Releases then stalled for most of a year. Later Console announced that Intel had discontinued Android-IA for PC hardware. Console claims this decision was made in January 2015. Console claims at this point it was unable to refund Kickstarter backers, citing that Kickstarter will not reverse payment transactions after 90 days. Despite this, Console said it had a plan to continue development. Later, Console announced that it would fork the Android-x86.org project to continue development.

In December 2015, the creator/administrator of Android-x86.org, Chih-Wei Huang, published an article claiming Console OS "stole" Android-x86.org, and called founder Christopher Price a "cancer" on Android-x86, arguing that a fork could deprive Android.x86.org of community attention.

Console, Inc. responded with evidence claiming that Chih-Wei Huang demanded a payment of $50,000 to collaborate on changes and contributions. Additionally, Console called Chih-Wei Huang's effort a "shakedown" - and responded that his letter was "... unfortunate and it’s a disgrace to open-source."

Chih-Wei Huang later confirmed and admitted that he explicitly demanded the money. Later he claimed that the refusal to donate, and his criticism of Console OS shortly thereafter, were not directly linked.

A technical analysis by the site XDA-Developers's own staff reporters showed that Console was under no obligation to pay funds sought or demanded by Chih-Wei Huang. Its analysis further affirmed that Console OS did not steal Android-x86 and forked it properly, with attribution on its GitHub site.

However, the same analysis by XDA was critical of Console for delayed development, missing certain features, and past failures. It also was critical of Intel for a lack of any public explanation for why Android-IA for PC hardware was discontinued, shortly after Console OS began releasing code based on it.

The controversy received considerable attention on several Android news and open-source community web sites.

===Other products===

Console's first product was the iConsole Developer Kit (code-named "Unit 00"). The developer kit was sold from 2013 to 2014. Positioned to be a future-generation Android development system, it was built using PC hardware - but ran Android 4.2 Jelly Bean. It was the first Android device to formally ship with an Intel Core processor, the most powerful Android device sold at its time.

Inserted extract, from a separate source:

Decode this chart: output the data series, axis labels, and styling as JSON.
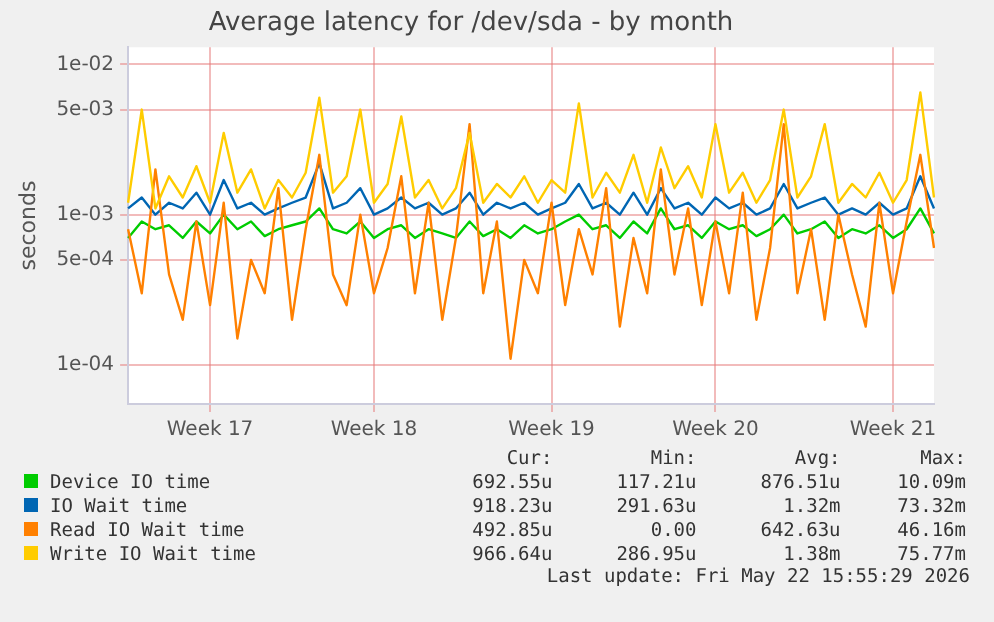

Console announced iConsole micro at Mobile World Congress 2014 in Barcelona, Spain. It was shown under glass at Intel's booth. The company stated they hope to ship it by the end of 2015, and that it intends to be the most powerful Android TV stick on the market.

In August 2016, Console announced that iConsole micro was not going to be launched. No orders or pre-orders were taken for the product. The company has cited Intel's pullbacks/downsizing in Android development as a reason for its discontinuation.

The company announced at the fall 2017 Intel Developer Forum their new product, ConsoleTab, which is based on Intel technology. ConsoleTab's auxiliary battery (a planned feature) was soon removed due to hardware problems in the manufacturing process. As of June 2017, the tablet has not been launched, as Console has cited Intel possibly withdrawing from Android on the processor ConsoleTab depends on.

In 2020, the company announced the iConsole Stage 0, a customized Intel NUC10 featuring Intel Comet Lake CPU, 8GB RAM and 256GB SSD storage. designed as a television and gaming platform with game controllers supplied. It retailed for $799, and adopted the model of Bring your own operating system with the promise of a free operating software in the future.